Nevertheless, there are elements that should always be included. “The ultimate goal is to help strengthen employees’ gut instincts so they naturally make better security decisions,” Carpenter says. A good starting point is to discuss the different social-engineering tactics hackers use to exploit human nature. These strategies range from the more commonly known phishing attacks to pretexting, which is when hackers obtain privileged information under false pretences. Another common technique is called baiting. As the name suggests, people are lured to give away data by being offered something enticing like free music or tickets. To really bring the point home, educators often put workers through attack simulations. “That way you can detect if they don’t make the appropriate security decision and immediately adjust their training,” says Carpenter. Additionally, the course should cover the appropriate use of systems, secure ways of handling data and the importance of strong passwords.
Restricting the training just to what employees do within the workplace could be a mistake, as cyber criminals aren’t just limiting their tactics to work activities: employees’ personal lives can provide hackers with another point of entry into your systems. “How people behave online at work and at home can present weaknesses that criminals exploit in order to gain access to valuable company information,” says Alashe. While it may seem innocent enough to share holiday pictures and details about conferences you may have attended, that’s the kind of information that hackers can capitalise on.
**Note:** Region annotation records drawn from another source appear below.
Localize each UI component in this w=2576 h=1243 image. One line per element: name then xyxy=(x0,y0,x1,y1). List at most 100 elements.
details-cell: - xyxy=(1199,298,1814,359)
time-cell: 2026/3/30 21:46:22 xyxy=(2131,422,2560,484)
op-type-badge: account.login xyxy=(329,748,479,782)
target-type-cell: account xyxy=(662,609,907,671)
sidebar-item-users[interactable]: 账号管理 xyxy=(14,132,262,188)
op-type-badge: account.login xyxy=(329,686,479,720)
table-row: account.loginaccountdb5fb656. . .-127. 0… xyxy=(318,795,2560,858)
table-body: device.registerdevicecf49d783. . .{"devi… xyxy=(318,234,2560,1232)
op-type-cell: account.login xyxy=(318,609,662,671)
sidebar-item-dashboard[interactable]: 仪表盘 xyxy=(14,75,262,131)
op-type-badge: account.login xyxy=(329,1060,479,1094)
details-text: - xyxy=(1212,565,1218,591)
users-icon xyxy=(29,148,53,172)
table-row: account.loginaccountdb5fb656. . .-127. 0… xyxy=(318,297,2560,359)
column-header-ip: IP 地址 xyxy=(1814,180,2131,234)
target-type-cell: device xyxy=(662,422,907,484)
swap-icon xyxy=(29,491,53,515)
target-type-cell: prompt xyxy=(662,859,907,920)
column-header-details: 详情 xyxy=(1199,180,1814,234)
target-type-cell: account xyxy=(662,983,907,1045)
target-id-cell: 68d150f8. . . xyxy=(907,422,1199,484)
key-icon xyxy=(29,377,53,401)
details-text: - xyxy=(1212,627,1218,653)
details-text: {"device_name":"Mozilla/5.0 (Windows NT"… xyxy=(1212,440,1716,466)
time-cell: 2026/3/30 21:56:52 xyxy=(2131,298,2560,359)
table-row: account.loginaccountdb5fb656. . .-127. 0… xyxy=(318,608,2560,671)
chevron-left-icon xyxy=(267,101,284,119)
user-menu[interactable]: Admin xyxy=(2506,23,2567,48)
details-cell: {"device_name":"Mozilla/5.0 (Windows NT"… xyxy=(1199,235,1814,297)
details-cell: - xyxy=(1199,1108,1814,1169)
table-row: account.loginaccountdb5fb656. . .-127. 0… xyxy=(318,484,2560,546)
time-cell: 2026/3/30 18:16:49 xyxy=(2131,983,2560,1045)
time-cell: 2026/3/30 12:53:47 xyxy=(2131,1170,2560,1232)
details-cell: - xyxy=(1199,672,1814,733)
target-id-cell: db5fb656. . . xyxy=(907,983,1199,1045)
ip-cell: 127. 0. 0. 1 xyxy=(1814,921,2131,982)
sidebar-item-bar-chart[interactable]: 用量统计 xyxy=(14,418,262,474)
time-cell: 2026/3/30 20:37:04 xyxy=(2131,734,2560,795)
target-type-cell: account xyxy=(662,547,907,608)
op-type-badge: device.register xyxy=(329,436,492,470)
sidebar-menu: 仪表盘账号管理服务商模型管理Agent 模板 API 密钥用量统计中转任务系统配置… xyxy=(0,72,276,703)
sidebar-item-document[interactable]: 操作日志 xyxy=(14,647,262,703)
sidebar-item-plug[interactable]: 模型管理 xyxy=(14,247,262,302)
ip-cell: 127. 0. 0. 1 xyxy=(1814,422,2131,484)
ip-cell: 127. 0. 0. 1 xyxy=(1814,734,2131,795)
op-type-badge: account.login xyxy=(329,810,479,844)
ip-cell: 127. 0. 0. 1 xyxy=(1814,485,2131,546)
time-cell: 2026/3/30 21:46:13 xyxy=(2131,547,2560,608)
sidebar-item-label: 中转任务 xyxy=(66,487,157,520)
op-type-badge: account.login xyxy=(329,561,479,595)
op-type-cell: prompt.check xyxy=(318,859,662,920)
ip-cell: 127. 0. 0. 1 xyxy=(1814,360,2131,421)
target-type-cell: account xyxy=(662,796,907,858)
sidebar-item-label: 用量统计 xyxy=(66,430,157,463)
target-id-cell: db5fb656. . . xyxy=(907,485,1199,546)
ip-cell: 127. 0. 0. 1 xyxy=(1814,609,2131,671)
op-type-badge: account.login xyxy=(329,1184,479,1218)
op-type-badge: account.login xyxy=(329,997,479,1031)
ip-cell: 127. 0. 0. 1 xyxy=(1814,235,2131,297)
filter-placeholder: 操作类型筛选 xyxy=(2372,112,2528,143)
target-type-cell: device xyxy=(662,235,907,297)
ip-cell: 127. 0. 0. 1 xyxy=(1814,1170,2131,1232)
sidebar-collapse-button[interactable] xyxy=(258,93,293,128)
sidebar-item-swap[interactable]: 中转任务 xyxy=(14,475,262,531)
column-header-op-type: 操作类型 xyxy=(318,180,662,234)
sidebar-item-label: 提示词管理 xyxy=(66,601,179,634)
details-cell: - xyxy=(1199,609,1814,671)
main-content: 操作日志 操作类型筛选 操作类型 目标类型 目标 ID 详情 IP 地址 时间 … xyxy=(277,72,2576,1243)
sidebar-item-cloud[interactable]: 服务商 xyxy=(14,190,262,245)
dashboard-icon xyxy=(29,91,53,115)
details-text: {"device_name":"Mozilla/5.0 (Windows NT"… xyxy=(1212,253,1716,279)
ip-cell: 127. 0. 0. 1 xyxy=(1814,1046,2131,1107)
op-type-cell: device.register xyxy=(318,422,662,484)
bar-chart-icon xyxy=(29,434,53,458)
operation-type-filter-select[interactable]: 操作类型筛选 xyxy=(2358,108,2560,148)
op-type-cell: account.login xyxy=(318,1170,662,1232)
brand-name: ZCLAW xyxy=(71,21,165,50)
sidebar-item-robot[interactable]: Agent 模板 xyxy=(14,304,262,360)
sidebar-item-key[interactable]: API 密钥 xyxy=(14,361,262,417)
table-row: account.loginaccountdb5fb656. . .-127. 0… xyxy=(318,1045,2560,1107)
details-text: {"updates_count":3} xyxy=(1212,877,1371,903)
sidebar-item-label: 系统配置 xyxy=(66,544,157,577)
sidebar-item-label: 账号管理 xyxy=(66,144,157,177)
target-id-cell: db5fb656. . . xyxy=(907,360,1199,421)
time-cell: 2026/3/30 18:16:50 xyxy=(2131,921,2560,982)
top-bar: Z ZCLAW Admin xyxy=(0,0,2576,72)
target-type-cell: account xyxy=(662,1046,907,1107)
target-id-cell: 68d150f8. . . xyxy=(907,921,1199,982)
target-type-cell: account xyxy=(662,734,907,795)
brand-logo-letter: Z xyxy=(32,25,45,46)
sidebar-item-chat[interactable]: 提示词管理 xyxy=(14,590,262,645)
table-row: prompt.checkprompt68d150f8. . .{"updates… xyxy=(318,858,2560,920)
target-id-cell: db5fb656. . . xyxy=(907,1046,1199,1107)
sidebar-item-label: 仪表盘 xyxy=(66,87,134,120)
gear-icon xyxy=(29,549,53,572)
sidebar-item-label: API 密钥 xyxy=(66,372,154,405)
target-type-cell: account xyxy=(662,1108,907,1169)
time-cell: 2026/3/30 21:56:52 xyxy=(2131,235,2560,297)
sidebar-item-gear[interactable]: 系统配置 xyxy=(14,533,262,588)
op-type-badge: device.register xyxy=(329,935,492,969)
For instance, they could mount attacks by looking up workers online and personalising emails to convince employees that they’re legitimate. “Cyber criminals seek to exploit this information and our human nature,” says Alashe.
However, even once franchises have completed their cybersecurity training they can’t rest on their laurels. “It’s critical that franchises don’t consider security awareness and training a one-off,” says Carpenter. “Knowledge that isn’t reinforced and skills that aren’t practiced are quickly forgotten.” Continuously refreshing skills and adding new training to counteract how cyber attacks evolve will keep the network safe in the future. “Cyber attacks are becoming more complex as technology develops and criminals are always finding new means of accessing information so people must keep up to date,” says Alashe.
Staying safe requires a lot of investment and effort but when the next major malware attack or data breach hits the headlines then the franchisor will know it was worth it. “Effective cybersecurity is not a simple task but it is a crucial one,” concludes Deakin. “It seems this message is finally getting through.”